Glycosides of polygalacic acid were evaluated for antifungal activity in micro-dilution assay by using various funguses: Candida albicans, C. glabrata, C. krusei and C. tropicalis (Bader et al., 2000). The molluscicidal activity was also found in glycosides of oleanolic acid of Dialium guineense (Houghton et al., 1997).
Platycodin A, from Platycodi radix exhibited significant neuroprotective activities against giutamate-induced toxicity, exhibiting cell viability of about 50%, at concentrations ranging from 0.1 microM to 10 microM (Son et al., 2007).

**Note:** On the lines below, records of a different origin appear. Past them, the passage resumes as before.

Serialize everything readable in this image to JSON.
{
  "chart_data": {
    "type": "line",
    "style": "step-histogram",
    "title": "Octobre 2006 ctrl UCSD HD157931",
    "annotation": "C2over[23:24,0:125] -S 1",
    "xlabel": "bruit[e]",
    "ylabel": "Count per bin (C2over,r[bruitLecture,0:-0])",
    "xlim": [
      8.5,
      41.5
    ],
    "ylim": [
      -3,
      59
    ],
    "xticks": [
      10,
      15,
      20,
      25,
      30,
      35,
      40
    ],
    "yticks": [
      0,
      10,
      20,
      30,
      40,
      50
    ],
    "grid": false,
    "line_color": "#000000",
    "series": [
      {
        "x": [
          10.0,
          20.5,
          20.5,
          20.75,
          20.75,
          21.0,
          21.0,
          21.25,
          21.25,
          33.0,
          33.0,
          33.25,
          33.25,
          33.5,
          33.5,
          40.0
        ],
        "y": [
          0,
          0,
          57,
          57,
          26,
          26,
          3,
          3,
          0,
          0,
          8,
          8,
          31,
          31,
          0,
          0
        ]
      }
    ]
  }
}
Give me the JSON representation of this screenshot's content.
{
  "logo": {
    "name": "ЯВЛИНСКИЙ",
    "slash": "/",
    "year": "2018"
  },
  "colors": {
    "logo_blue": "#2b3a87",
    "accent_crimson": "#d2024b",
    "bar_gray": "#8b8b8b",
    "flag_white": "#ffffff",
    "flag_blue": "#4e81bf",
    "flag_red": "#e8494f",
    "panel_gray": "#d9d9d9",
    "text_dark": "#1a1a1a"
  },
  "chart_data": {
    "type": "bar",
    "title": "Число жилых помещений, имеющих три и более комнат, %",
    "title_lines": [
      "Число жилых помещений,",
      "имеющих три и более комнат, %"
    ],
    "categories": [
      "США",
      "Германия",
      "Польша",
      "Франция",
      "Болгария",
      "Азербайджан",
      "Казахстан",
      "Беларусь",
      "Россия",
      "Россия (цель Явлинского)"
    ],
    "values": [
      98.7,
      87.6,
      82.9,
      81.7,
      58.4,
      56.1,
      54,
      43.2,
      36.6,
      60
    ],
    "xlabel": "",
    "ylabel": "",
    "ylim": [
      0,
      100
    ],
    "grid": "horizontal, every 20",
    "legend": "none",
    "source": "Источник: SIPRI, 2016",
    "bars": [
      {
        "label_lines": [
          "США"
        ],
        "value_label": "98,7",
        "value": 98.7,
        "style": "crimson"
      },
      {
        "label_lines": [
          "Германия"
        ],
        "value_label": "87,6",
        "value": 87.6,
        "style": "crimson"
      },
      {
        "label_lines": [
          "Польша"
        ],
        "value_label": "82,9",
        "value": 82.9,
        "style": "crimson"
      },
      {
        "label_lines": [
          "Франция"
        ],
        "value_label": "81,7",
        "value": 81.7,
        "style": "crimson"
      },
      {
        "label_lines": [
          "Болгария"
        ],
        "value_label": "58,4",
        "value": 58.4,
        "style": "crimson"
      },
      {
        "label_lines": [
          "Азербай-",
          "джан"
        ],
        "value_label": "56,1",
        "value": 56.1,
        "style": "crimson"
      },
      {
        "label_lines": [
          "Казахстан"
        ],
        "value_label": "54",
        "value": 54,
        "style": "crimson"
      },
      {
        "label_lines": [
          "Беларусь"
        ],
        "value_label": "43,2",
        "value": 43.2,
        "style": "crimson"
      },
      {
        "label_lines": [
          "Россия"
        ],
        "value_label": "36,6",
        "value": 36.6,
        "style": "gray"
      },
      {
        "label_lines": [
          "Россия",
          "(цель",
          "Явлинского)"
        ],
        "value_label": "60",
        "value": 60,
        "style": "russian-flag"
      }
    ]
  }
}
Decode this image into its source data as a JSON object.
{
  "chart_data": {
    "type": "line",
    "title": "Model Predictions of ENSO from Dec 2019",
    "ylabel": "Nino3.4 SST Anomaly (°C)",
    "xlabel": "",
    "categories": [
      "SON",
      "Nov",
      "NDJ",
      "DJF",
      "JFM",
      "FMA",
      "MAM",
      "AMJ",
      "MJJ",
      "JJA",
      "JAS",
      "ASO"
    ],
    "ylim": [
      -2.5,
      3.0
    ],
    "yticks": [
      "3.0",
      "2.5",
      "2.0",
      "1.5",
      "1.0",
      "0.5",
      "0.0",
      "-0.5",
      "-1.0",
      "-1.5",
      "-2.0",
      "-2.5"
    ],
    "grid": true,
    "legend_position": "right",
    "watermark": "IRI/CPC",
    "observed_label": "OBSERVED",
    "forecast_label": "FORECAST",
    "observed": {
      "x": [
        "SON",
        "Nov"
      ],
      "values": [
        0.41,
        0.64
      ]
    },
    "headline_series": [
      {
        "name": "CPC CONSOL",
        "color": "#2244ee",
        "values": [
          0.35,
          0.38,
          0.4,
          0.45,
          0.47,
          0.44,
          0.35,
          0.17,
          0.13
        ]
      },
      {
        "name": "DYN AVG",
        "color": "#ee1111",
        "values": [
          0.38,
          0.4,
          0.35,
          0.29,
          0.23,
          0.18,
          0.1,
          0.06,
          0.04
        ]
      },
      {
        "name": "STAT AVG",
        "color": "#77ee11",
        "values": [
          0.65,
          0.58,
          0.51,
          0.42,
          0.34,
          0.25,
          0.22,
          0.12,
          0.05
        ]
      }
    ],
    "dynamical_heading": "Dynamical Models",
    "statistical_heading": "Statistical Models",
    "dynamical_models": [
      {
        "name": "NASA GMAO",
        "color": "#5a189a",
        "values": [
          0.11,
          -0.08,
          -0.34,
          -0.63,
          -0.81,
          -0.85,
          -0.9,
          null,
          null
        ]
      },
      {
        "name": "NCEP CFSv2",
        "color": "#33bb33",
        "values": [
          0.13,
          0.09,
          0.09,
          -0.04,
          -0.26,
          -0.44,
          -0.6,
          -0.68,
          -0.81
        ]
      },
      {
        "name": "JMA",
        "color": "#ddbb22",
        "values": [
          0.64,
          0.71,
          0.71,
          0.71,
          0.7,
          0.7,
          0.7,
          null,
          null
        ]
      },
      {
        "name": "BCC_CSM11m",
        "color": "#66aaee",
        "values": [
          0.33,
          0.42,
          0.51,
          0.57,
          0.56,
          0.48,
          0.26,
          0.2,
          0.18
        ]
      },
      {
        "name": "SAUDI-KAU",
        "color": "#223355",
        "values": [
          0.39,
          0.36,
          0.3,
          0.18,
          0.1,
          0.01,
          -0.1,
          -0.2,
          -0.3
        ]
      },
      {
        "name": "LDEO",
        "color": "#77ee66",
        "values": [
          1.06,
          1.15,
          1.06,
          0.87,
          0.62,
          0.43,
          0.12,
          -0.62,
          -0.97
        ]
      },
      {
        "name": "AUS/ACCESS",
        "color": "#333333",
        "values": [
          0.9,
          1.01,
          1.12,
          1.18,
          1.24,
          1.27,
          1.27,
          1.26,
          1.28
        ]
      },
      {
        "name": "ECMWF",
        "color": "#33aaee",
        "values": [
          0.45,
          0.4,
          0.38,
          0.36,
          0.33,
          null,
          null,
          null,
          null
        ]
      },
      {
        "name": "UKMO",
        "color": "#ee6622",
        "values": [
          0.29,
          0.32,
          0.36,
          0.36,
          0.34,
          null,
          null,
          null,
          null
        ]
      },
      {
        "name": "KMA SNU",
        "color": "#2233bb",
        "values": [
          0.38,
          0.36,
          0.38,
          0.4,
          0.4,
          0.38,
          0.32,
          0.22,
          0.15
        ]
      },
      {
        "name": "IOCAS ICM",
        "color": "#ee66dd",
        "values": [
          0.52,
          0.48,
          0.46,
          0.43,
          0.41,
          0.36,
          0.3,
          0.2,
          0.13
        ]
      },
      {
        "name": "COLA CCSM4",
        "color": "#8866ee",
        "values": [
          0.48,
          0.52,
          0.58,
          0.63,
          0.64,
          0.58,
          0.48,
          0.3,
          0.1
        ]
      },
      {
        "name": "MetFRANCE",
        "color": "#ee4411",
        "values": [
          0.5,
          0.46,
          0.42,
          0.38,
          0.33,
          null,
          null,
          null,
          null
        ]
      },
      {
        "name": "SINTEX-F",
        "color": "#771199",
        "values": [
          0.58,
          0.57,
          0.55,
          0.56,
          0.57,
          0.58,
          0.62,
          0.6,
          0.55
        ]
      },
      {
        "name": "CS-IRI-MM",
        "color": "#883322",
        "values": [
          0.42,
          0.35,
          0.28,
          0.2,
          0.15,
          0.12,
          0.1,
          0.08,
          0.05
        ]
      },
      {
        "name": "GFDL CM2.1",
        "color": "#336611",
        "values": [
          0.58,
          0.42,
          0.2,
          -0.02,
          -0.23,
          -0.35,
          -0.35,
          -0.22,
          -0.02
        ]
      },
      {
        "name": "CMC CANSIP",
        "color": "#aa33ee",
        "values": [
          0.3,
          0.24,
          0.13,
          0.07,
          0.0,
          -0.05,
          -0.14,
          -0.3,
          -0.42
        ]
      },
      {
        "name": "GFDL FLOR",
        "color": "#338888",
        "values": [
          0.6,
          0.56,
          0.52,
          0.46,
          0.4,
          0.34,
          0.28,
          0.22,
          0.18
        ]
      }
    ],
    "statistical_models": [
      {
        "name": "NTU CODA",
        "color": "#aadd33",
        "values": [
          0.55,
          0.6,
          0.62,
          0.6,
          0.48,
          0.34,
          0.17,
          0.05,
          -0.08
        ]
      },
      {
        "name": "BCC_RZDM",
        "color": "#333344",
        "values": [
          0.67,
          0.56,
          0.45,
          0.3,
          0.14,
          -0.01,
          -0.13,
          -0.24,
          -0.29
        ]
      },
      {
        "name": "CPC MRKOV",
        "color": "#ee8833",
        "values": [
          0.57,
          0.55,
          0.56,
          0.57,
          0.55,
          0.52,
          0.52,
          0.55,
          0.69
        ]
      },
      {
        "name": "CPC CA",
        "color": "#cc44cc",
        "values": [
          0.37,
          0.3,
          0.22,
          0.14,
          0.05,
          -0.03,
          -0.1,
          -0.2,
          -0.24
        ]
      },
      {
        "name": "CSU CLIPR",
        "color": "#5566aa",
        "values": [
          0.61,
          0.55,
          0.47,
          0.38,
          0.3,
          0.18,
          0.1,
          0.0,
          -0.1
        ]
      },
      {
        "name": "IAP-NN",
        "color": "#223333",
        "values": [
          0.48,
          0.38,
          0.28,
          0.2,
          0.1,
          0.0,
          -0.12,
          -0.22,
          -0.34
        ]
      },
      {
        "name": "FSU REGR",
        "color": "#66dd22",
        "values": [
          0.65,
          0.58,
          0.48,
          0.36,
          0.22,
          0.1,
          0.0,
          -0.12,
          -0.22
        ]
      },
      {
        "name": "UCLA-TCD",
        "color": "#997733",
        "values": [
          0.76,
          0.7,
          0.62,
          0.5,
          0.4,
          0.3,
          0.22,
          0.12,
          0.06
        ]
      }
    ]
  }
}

Sixteen triterpenoid saponins from Polygala tenuifolia Willd., showed protective action on neurotoxicity induced by glutamate and serum deficiency in PCI 2 cells at the concentration of 10 (-5) mol/L (Li et al., 2008).
Sapinmusaponins Q and R of Sapindus mukorossi demonstrated potent anti-platelet aggregation activity than aspirin (Huang et al., 2007). The triterpenoid saponins were also showed anti-sweetening activity (Yoshikawa et al., 1997; Yoshikawa et al., 2000).